I have been living close to Pinoso in the mountains of Spain for over eight years now. Most of this time has been spent renovating my old country house, which could be likened to cleaning windows on the soon to be built Dubai Crown building: by the time I finish one bit the first needs doing again. But finally I found time to clear a plot of scrub land out back to create raised veggie beds. As my interest in horticultural pursuits increased so my collection of tools and gadgets accompanying it also grew, eventually spilling out of the storage space in what is soon to become our kitchen.


The time had come for a wooden shed, before the wife tripped over my rake, again, and went completely bonkers and banished me to the land of wind and ghosts. Now, if she temporarily packs me off for my eccentric hobbies I can at least find refuge in my shed. A good old wooden garden shed. Boy does it bring back memories: when I sneaked off to my dad’s shed for a sly smoke, the smell of apples racked out for winter storage, a bench with a vice and a tumble of plant pots in the corner. My wooden shed has that lovely – how can I describe it – woody smell, which is kind of obvious I guess. It doesn’t rain much here but when it does it comes in buckets. That’s the time to get comfy in the shed with a few beers and watch the elements batter my crops to near death. With some thunder and lightning thrown in, I’m as happy as a pig in you-know-what, except for the damage that is. The wooden shed is my little bolthole where I contemplate what to grow next, whether I could really get away with setting fire to Mariano Rajoy’s trousers, and who I would like to bury in my compost heap besides the bank manager and my mother-in-law. But seriously, although a wooden garden shed is nothing more than four timber walls a floor and a roof, it somehow seems much more, to me anyway. I suppose it’s those childhood memories again, when the shed was the closest thing I had to a den or a secret camp. But enough of this ethereal stuff and on to the practicalities of buying a garden shed.

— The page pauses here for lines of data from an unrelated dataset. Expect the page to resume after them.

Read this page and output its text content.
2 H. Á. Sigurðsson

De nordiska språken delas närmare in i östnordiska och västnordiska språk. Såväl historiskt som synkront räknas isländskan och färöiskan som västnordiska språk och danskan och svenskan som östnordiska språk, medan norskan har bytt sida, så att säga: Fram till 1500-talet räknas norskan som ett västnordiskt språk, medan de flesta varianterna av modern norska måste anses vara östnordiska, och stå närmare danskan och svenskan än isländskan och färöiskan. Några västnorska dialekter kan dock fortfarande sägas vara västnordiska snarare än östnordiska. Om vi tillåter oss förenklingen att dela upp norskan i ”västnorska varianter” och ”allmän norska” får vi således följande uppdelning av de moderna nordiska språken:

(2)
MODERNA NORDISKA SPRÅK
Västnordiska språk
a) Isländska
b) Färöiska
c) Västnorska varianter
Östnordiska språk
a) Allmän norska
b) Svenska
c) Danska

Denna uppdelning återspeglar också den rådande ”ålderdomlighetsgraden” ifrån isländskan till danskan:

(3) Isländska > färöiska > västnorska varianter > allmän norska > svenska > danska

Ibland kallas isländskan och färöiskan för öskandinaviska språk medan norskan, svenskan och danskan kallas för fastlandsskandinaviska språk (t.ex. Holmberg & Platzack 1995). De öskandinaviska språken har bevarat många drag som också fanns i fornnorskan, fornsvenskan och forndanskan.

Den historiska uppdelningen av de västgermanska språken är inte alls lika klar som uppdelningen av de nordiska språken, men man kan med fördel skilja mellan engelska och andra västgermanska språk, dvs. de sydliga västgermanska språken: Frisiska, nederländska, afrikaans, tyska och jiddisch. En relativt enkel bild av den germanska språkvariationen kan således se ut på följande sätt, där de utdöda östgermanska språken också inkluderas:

I checked around in various garden centres and discount stores but eventually decided to have my shed built by a professional carpenter based close by on the border of Alicante and Murcia. Many local outlets sell cheap and flimsy sheds which wouldn’t last a Spanish winter and the winds that we have to endure. My decision rested on the fact that I wanted my garden shed to be solid, built to last, and not like some of the rickety things I’d seen during my quest. Woodworks Direct did the job exactly how I wanted it done. Good quality, stained timber (essential to keep chewing insects at bay) and a robust construction to thwart even the most determined and malevolent weather gods. After giving my specifications to them, the team came in a few weeks later and constructed my shed one morning - proper job. And another nice thing is that it looks just right sitting close-by to my veggie plot; it blends perfectly. My advice: get a pro to build your shed, the cost isn’t prohibitive and the end result is well worth the money, especially if you get banished by the missus.